Methods 50 patients with SCD, median age 14.0 years (range 10–18) and 50 healthy matched controls were recruited. Two independent techniques, previously validated using cardiac catheterisation, were used to estimate pulmonary vascular resistance (PVR). First, tricuspid regurgitant jet velocity (TRV) and right ventricular outflow tract time–velocity integral (RVOT Vti) were measured using Doppler echocardiography; PVR was calculated from their ratio. Secondly, subjects performed inert gas rebreathing (acetylene) using respiratory mass spectrometry to measure effective pulmonary blood flow (Qpeff in litres/min). Qpeff was divided by heart rate and corrected for body surface area to calculate the stroke index (SI in ml/m2).
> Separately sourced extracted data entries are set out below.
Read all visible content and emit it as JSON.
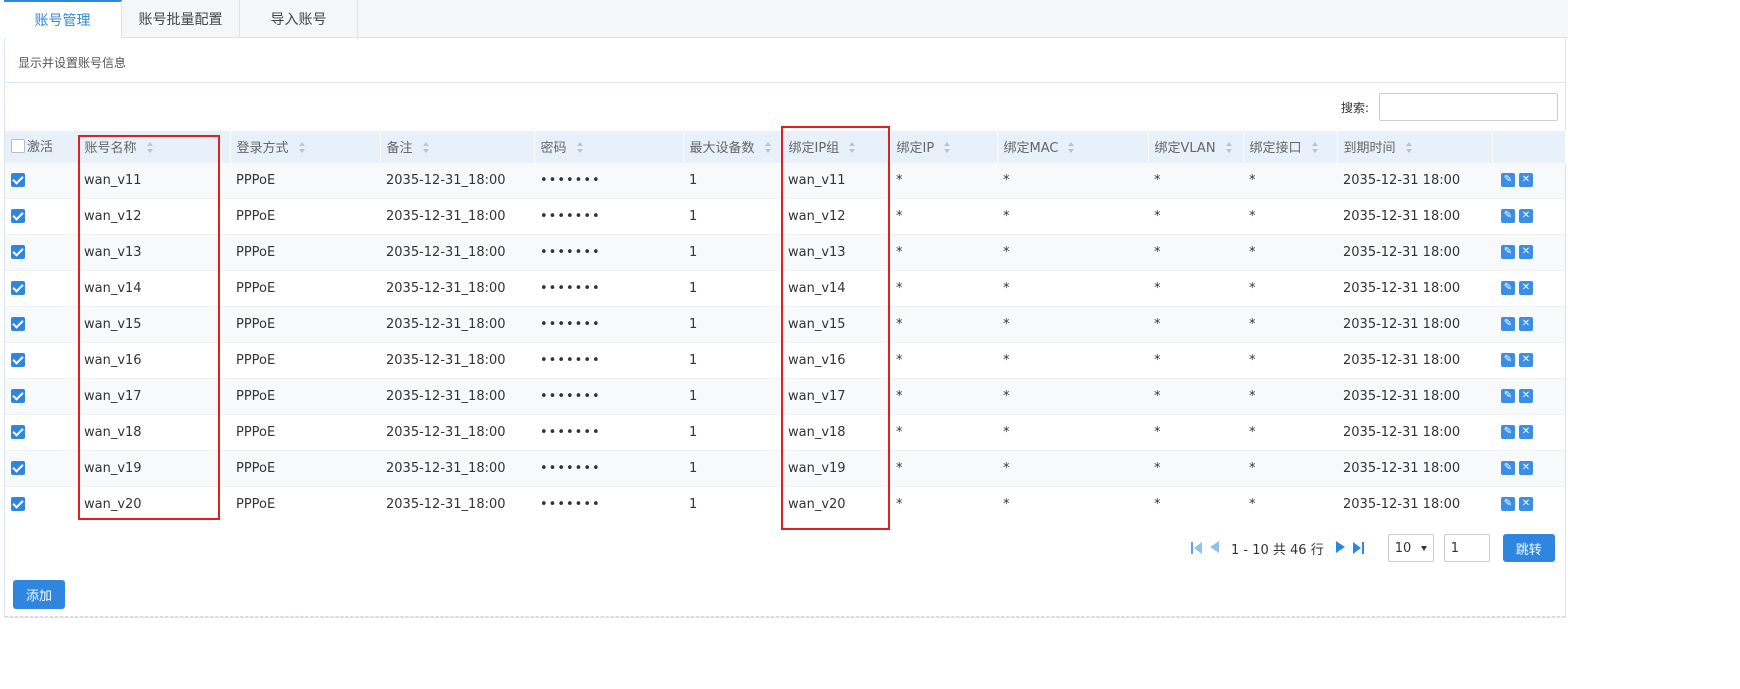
{
  "tabs": [
    {
      "label": "账号管理",
      "active": true
    },
    {
      "label": "账号批量配置",
      "active": false
    },
    {
      "label": "导入账号",
      "active": false
    }
  ],
  "panel": {
    "description": "显示并设置账号信息",
    "search_label": "搜索:",
    "search_value": ""
  },
  "table": {
    "columns": [
      "激活",
      "账号名称",
      "登录方式",
      "备注",
      "密码",
      "最大设备数",
      "绑定IP组",
      "绑定IP",
      "绑定MAC",
      "绑定VLAN",
      "绑定接口",
      "到期时间"
    ],
    "rows": [
      {
        "active": true,
        "name": "wan_v11",
        "login": "PPPoE",
        "note": "2035-12-31_18:00",
        "password": "•••••••",
        "max_devices": "1",
        "ip_group": "wan_v11",
        "ip": "*",
        "mac": "*",
        "vlan": "*",
        "iface": "*",
        "expire": "2035-12-31 18:00"
      },
      {
        "active": true,
        "name": "wan_v12",
        "login": "PPPoE",
        "note": "2035-12-31_18:00",
        "password": "•••••••",
        "max_devices": "1",
        "ip_group": "wan_v12",
        "ip": "*",
        "mac": "*",
        "vlan": "*",
        "iface": "*",
        "expire": "2035-12-31 18:00"
      },
      {
        "active": true,
        "name": "wan_v13",
        "login": "PPPoE",
        "note": "2035-12-31_18:00",
        "password": "•••••••",
        "max_devices": "1",
        "ip_group": "wan_v13",
        "ip": "*",
        "mac": "*",
        "vlan": "*",
        "iface": "*",
        "expire": "2035-12-31 18:00"
      },
      {
        "active": true,
        "name": "wan_v14",
        "login": "PPPoE",
        "note": "2035-12-31_18:00",
        "password": "•••••••",
        "max_devices": "1",
        "ip_group": "wan_v14",
        "ip": "*",
        "mac": "*",
        "vlan": "*",
        "iface": "*",
        "expire": "2035-12-31 18:00"
      },
      {
        "active": true,
        "name": "wan_v15",
        "login": "PPPoE",
        "note": "2035-12-31_18:00",
        "password": "•••••••",
        "max_devices": "1",
        "ip_group": "wan_v15",
        "ip": "*",
        "mac": "*",
        "vlan": "*",
        "iface": "*",
        "expire": "2035-12-31 18:00"
      },
      {
        "active": true,
        "name": "wan_v16",
        "login": "PPPoE",
        "note": "2035-12-31_18:00",
        "password": "•••••••",
        "max_devices": "1",
        "ip_group": "wan_v16",
        "ip": "*",
        "mac": "*",
        "vlan": "*",
        "iface": "*",
        "expire": "2035-12-31 18:00"
      },
      {
        "active": true,
        "name": "wan_v17",
        "login": "PPPoE",
        "note": "2035-12-31_18:00",
        "password": "•••••••",
        "max_devices": "1",
        "ip_group": "wan_v17",
        "ip": "*",
        "mac": "*",
        "vlan": "*",
        "iface": "*",
        "expire": "2035-12-31 18:00"
      },
      {
        "active": true,
        "name": "wan_v18",
        "login": "PPPoE",
        "note": "2035-12-31_18:00",
        "password": "•••••••",
        "max_devices": "1",
        "ip_group": "wan_v18",
        "ip": "*",
        "mac": "*",
        "vlan": "*",
        "iface": "*",
        "expire": "2035-12-31 18:00"
      },
      {
        "active": true,
        "name": "wan_v19",
        "login": "PPPoE",
        "note": "2035-12-31_18:00",
        "password": "•••••••",
        "max_devices": "1",
        "ip_group": "wan_v19",
        "ip": "*",
        "mac": "*",
        "vlan": "*",
        "iface": "*",
        "expire": "2035-12-31 18:00"
      },
      {
        "active": true,
        "name": "wan_v20",
        "login": "PPPoE",
        "note": "2035-12-31_18:00",
        "password": "•••••••",
        "max_devices": "1",
        "ip_group": "wan_v20",
        "ip": "*",
        "mac": "*",
        "vlan": "*",
        "iface": "*",
        "expire": "2035-12-31 18:00"
      }
    ],
    "row_actions": {
      "edit_icon": "pencil-icon",
      "delete_icon": "close-icon"
    }
  },
  "pager": {
    "info": "1 - 10 共 46 行",
    "page_size": "10",
    "page": "1",
    "go_label": "跳转"
  },
  "add_label": "添加",
  "colors": {
    "accent": "#2e86de",
    "header_bg": "#e8f1fa",
    "annotation": "#e02020"
  }
}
Results 32% (16/50) of patients and 8% (4/50) of control subjects had echocardiographic evidence of PHT (TRV ⩾2.5 m/s). Children with higher TRV had lower calculated PVR and haemoglobin (Hb) but higher right ventricular stroke volume (RVSV) (p<0.05). Patients (n = 43) had a significantly higher mean (SD) SI at rest compared with controls (n = 45): 49.55(12.8) ml/m2 vs 40.01(11.59) ml/m2; p<0.001. There was a significant inverse relationship between SI and Hb (p<0.05) and a positive correlation between SI and TRV in all subjects (p<0.05) (fig 1). Repeat echocardiography in those with TRV ⩾2.5 after a median of 20 months (range 16–27.5) showed no change in pulmonary artery pressure derived using the Bernoulli equation.
Conclusions PHT diagnosed using echocardiography is common in children with SCD. However, the inverse relationship between SI and Hb suggests that PHT in children with SCD is due to an anaemia-related increase in cardiac output and not raised PVR. This finding may explain the better prognosis in children with SCD compared with adults. We suggest that PHT due to raised cardiac output should be excluded before trials of specific therapies such as phosphodiesterase type-5 inhibitors are undertaken.